Education Minister Hekia Parata has the Ministry of Education looking at the broad issue; a process that she cautions will not happen quickly.
The decile system, under which schools serving lower socio-economic parts of the community get extra funding, arrives at its rating figures by examining five aspects of each school community's background: household incomes, occupations, household crowding, educational qualifications and welfare benefit levels. People tend to assume that property prices are directly factored in, but they aren't.
A recent study from the New Zealand Council for Educational Research has found decile 10 schools (serving the most affluent communities) still get about $1100 more per pupil to spend a year than decile one schools, despite the lower-ranked schools getting more Government money.
That should hardly surprise anyone, because on top of Government funding, schools stick their hands out directly to parents and those who can afford to contribute more are doing so. It's not that the more hard-up parents care less. They just have less ability to stump up.
Ms Parata has yet to study this report and seems initially suspicious of its findings. But not because she is an ardent supporter of decile funding, which she calls "very clumsy" through its concentration on averaging everything out.
As the ministry considers the wider issue, it will need to factor into its thinking a report in the less-than-soothingly titled new book Inequality: A New Zealand Crisis, which draws from many authors an examination of New Zealand's rapid increases in inequality.
Writing on education, Cathy Wylie acknowledges some progress closing the gap between pupils from poor homes and others, but concludes that it's not all about how funding gets allocated. Our education policy struggles with the consequences of schools being left to stand alone and compete.
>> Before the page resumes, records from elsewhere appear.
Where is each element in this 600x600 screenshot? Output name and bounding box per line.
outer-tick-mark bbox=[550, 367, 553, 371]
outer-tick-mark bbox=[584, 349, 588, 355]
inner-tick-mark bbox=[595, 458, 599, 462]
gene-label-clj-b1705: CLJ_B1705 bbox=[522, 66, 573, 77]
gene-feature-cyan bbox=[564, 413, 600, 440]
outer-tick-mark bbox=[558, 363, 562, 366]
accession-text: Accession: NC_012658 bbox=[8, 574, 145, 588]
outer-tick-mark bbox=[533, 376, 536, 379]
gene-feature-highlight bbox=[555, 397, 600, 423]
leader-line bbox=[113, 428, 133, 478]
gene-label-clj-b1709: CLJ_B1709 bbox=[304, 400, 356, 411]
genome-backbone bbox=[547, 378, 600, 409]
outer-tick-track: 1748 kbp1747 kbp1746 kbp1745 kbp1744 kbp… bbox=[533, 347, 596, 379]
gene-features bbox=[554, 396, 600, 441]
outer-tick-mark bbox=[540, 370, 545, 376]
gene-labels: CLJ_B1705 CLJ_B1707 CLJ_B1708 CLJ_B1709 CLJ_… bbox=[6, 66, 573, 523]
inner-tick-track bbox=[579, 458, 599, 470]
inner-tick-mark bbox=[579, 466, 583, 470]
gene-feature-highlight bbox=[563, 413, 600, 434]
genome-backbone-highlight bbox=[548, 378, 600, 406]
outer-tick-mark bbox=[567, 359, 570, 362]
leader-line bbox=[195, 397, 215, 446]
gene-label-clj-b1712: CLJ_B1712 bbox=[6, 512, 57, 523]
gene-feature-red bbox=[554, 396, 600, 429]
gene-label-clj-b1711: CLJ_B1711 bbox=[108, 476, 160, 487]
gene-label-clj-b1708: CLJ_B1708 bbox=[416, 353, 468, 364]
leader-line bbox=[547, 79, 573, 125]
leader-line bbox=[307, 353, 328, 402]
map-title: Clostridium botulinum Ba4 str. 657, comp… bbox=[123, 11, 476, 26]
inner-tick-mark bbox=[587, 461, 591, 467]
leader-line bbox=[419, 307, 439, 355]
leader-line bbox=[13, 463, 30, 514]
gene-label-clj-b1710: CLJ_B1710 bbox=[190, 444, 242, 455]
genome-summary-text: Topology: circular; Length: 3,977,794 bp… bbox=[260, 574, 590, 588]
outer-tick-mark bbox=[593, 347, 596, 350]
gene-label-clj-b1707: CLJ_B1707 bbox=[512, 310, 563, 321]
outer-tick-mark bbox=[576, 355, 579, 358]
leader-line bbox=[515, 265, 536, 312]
This makes it harder for schools to work together, to share and build useful knowledge and offer new programmes.
It becomes harder to provide children from poor homes with schools that have an even social mix.
Some of the suggested solutions go well beyond education itself; such as ensuring social housing is available in more areas.
Others are just plain non-starters, like making access to schools a matter of ballot rather than location.
Increasing social mixes in schools could be achieved, the author suggests, by moving to a district-wide approach to defining enrolment zones rather than "continuing to use enrolment zones that schools largely defined for themselves in the 1990s".
There's more - like setting the levels of parent donations; reserving 20 per cent of all school places for students from poor homes (but how to decide which without balloting, again?) and funding low-decile schools to provide innovative programmes that will also attract students from middle and high-income families.
Make of that little lot what you will. But, in any case, and however slowly it may happen, change is afoot. It's not a bad idea to try to get suggestions before the public good and early in the process.